Dengan demikian para adipati merasa jengkel, mundurlah semuanya, semua terkena tinja, kembali ke perkemahan, mandi membersihkan diri, cerita pun hening."
Lalu, di mana lokasi sesungguhnya kubu Redoute Hollandia itu?
Beberapa dekade setelah pertempuran sengit nan menjijikkan itu, kubu Hollandia mulai ditinggalkan. Kemudian, kubu usang itu digunakan sebagai penyamakan kulit. Gubernur Jenderal Johan Camphuijs, yang memerintah pada 1684 sampai 1691, menempatkannya dalam daftar monumen bersejarah. Sayangnya, tengara bersejarah itu menghilang pada 1766.
Heuken, dalam bukunya yang bertajuk Historical Sites of Jakarta, mengungkapkan bahwa dahulu memang pernah ada kampung bernama “Kota Tahi” di tenggara pusat Kota Batavia. Namun, Heuken juga menambahkan bahwa kampung berjulukan “Kota Tahi’ itu masih kerap didengar orang, setidaknya hingga pertengahan abad ke-19.
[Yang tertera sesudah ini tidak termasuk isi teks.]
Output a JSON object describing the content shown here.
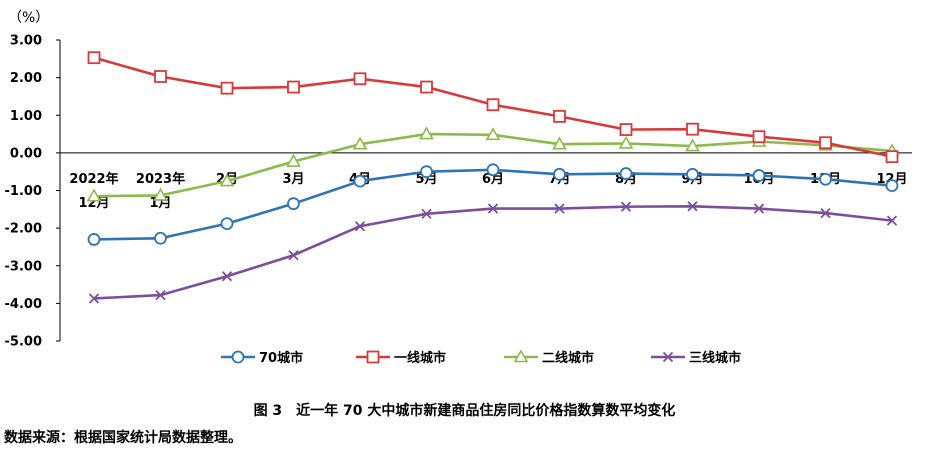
{
  "chart_data": {
    "type": "line",
    "unit_label": "（%）",
    "ylim": [
      -5,
      3
    ],
    "yticks": [
      "3.00",
      "2.00",
      "1.00",
      "0.00",
      "-1.00",
      "-2.00",
      "-3.00",
      "-4.00",
      "-5.00"
    ],
    "categories": [
      [
        "2022年",
        "12月"
      ],
      [
        "2023年",
        "1月"
      ],
      [
        "2月"
      ],
      [
        "3月"
      ],
      [
        "4月"
      ],
      [
        "5月"
      ],
      [
        "6月"
      ],
      [
        "7月"
      ],
      [
        "8月"
      ],
      [
        "9月"
      ],
      [
        "10月"
      ],
      [
        "11月"
      ],
      [
        "12月"
      ]
    ],
    "series": [
      {
        "name": "70城市",
        "color": "#2E75B6",
        "marker": "circle",
        "values": [
          -2.3,
          -2.27,
          -1.88,
          -1.35,
          -0.75,
          -0.5,
          -0.45,
          -0.57,
          -0.55,
          -0.57,
          -0.6,
          -0.7,
          -0.87
        ]
      },
      {
        "name": "一线城市",
        "color": "#D63B3B",
        "marker": "square",
        "values": [
          2.53,
          2.03,
          1.72,
          1.75,
          1.97,
          1.75,
          1.28,
          0.97,
          0.62,
          0.63,
          0.43,
          0.27,
          -0.1
        ]
      },
      {
        "name": "二线城市",
        "color": "#8DBB4A",
        "marker": "triangle",
        "values": [
          -1.15,
          -1.13,
          -0.75,
          -0.23,
          0.23,
          0.5,
          0.48,
          0.23,
          0.25,
          0.18,
          0.3,
          0.2,
          0.05
        ]
      },
      {
        "name": "三线城市",
        "color": "#7B4F9E",
        "marker": "cross",
        "values": [
          -3.87,
          -3.78,
          -3.28,
          -2.72,
          -1.95,
          -1.62,
          -1.48,
          -1.48,
          -1.43,
          -1.42,
          -1.48,
          -1.6,
          -1.8
        ]
      }
    ]
  },
  "caption": "图 3　近一年 70 大中城市新建商品住房同比价格指数算数平均变化",
  "source": "数据来源：根据国家统计局数据整理。"
}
Toponimi kampung itu menandai pertahanan VOC di kubu Hollandia. Lokasinya di dekat Jalan Pinangsia Timur, tepatnya di sisi timur dari ujung selatan jalan itu. Kini lokasinya tak jauh dengan Glodok Plaza, Jakarta Barat.
“Lokasi bekas benteng Hollandia ini tak banyak yang tahu,” ungkap Ade Purnama, penggerak Sahabat Museum. Adep, demikian ia akrab disapa, menziarahi tapak pertahanan VOC itu bersama komunitasnya. Kini, tapak bangunan pertahanan itu telah menjelma kompleks ruko dan permukiman padat di ujung selatan Jalan Pinangsia Timur, Jakarta Barat. Dia juga menyaksikan bahwa Sungai Ciliwung yang pernah membatasi kubu Hollandia itu masih memiliki alur dan pola seperti empat abad silam.
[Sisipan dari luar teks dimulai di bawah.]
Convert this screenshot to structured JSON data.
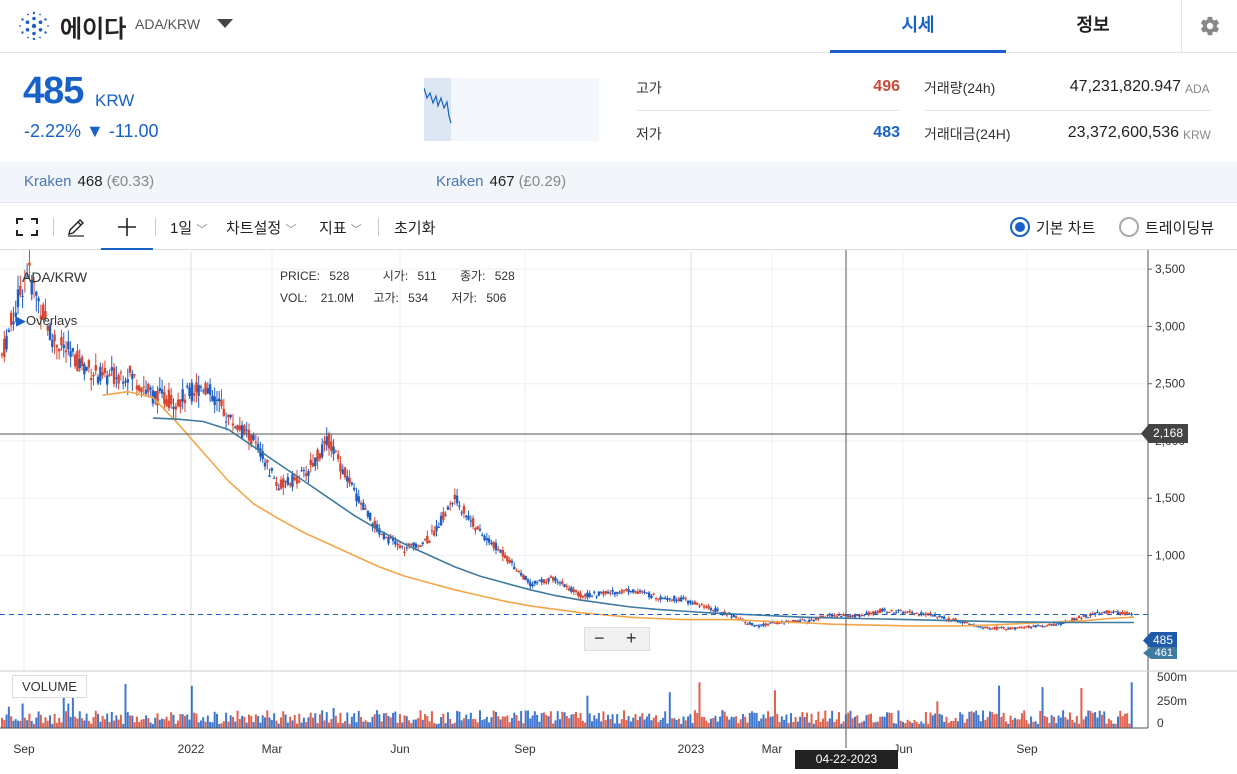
{
  "header": {
    "coin_name": "에이다",
    "pair": "ADA/KRW",
    "tabs": [
      {
        "label": "시세"
      },
      {
        "label": "정보"
      }
    ]
  },
  "summary": {
    "price": "485",
    "price_unit": "KRW",
    "change": "-2.22% ▼ -11.00",
    "high_label": "고가",
    "high_value": "496",
    "low_label": "저가",
    "low_value": "483",
    "volume_label": "거래량(24h)",
    "volume_value": "47,231,820.947",
    "volume_unit": "ADA",
    "turnover_label": "거래대금(24H)",
    "turnover_value": "23,372,600,536",
    "turnover_unit": "KRW"
  },
  "exchanges": [
    {
      "name": "Kraken",
      "value": "468",
      "sub": "(€0.33)"
    },
    {
      "name": "Kraken",
      "value": "467",
      "sub": "(£0.29)"
    }
  ],
  "toolbar": {
    "interval": "1일",
    "settings": "차트설정",
    "indicators": "지표",
    "reset": "초기화",
    "view_basic": "기본 차트",
    "view_tradingview": "트레이딩뷰"
  },
  "chart": {
    "symbol": "ADA/KRW",
    "overlays": "Overlays",
    "legend": {
      "price_label": "PRICE:",
      "price": "528",
      "open_label": "시가:",
      "open": "511",
      "close_label": "종가:",
      "close": "528",
      "vol_label": "VOL:",
      "vol": "21.0M",
      "high_label": "고가:",
      "high": "534",
      "low_label": "저가:",
      "low": "506"
    },
    "volume_label": "VOLUME",
    "crosshair_price": "2,168",
    "crosshair_date": "04-22-2023",
    "last_price_tag": "485",
    "secondary_tag": "461",
    "zoom_minus": "−",
    "zoom_plus": "+",
    "colors": {
      "up": "#d9452f",
      "down": "#1f5fc4",
      "ma_long": "#3f7ba0",
      "ma_short": "#f4a649",
      "accent": "#1761c9"
    }
  },
  "chart_data": {
    "type": "line",
    "title": "ADA/KRW",
    "y_ticks": [
      "3,500",
      "3,000",
      "2,500",
      "2,000",
      "1,500",
      "1,000"
    ],
    "ylim": [
      0,
      3650
    ],
    "x_ticks": [
      "Sep",
      "2022",
      "Mar",
      "Jun",
      "Sep",
      "2023",
      "Mar",
      "Jun",
      "Sep"
    ],
    "volume_ticks": [
      "500m",
      "250m",
      "0"
    ],
    "series": [
      {
        "values": [
          2750,
          3500,
          2900,
          2700,
          2550,
          2600,
          2400,
          2350,
          2500,
          2200,
          2000,
          1600,
          1700,
          2000,
          1550,
          1200,
          1050,
          1150,
          1500,
          1200,
          1000,
          750,
          800,
          650,
          670,
          700,
          640,
          620,
          550,
          480,
          380,
          420,
          430,
          480,
          470,
          520,
          500,
          480,
          430,
          370,
          360,
          380,
          400,
          470,
          510,
          485
        ]
      },
      {
        "values": [
          null,
          null,
          null,
          null,
          2400,
          2430,
          2380,
          2150,
          1900,
          1650,
          1450,
          1320,
          1200,
          1100,
          1000,
          900,
          820,
          760,
          700,
          650,
          600,
          560,
          530,
          500,
          480,
          460,
          450,
          440,
          440,
          440,
          430,
          420,
          410,
          400,
          395,
          390,
          385,
          385,
          385,
          390,
          400,
          410,
          420,
          430,
          450,
          461
        ]
      },
      {
        "values": [
          null,
          null,
          null,
          null,
          null,
          null,
          2200,
          2190,
          2170,
          2100,
          1950,
          1800,
          1650,
          1500,
          1350,
          1220,
          1100,
          1000,
          900,
          820,
          760,
          700,
          650,
          610,
          580,
          550,
          530,
          515,
          500,
          490,
          480,
          470,
          460,
          455,
          450,
          445,
          440,
          435,
          430,
          425,
          420,
          418,
          416,
          415,
          415,
          415
        ]
      }
    ]
  }
}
Walaupun para pucuk pimpinan perang kedua belah pihak yang berseteru itu dikenang sepanjang masa, demikian menurut Adep, “Lokasi pertempuran mereka kembali sunyi dan tak diingat masyarakat.”
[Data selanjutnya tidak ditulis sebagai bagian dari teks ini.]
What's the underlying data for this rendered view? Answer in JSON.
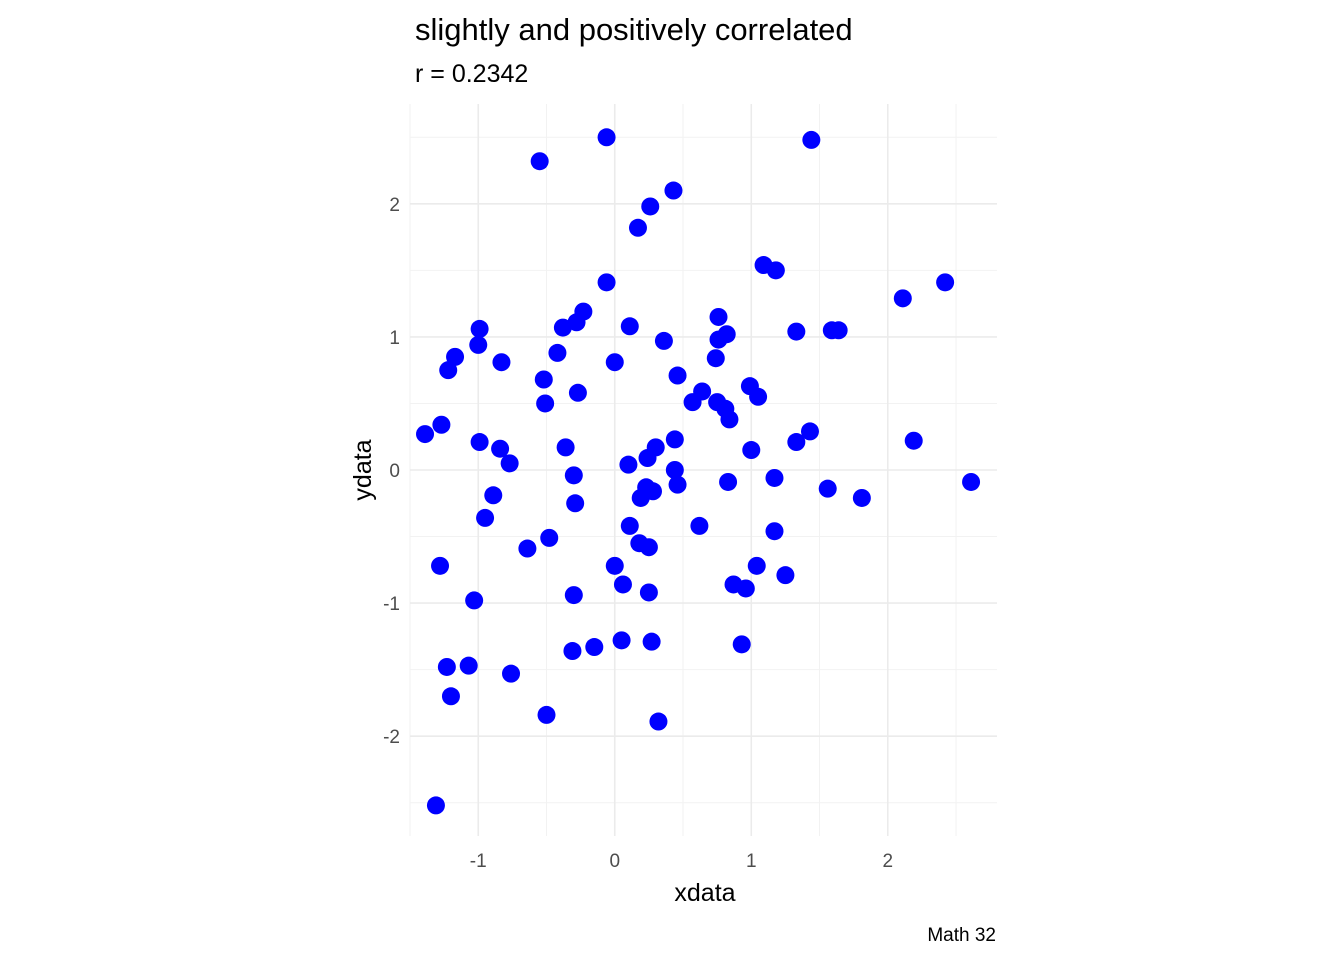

Hampir 400 tahun yang lalu, di tempat ini prajurit Mataram dan Eropa pernah mengorbankan ratusan bahkan ribuan prajuritnya untuk menguasai Batavia—yang kita kenal sebagai Jakarta kini. “Mereka bertempur sampai titik darah penghabisan,” ungkap Adep.
Lalu, seperti apakah rupa bangunan kubu Hollandia tatkala Mataram menyerbu Batavia pada 1628?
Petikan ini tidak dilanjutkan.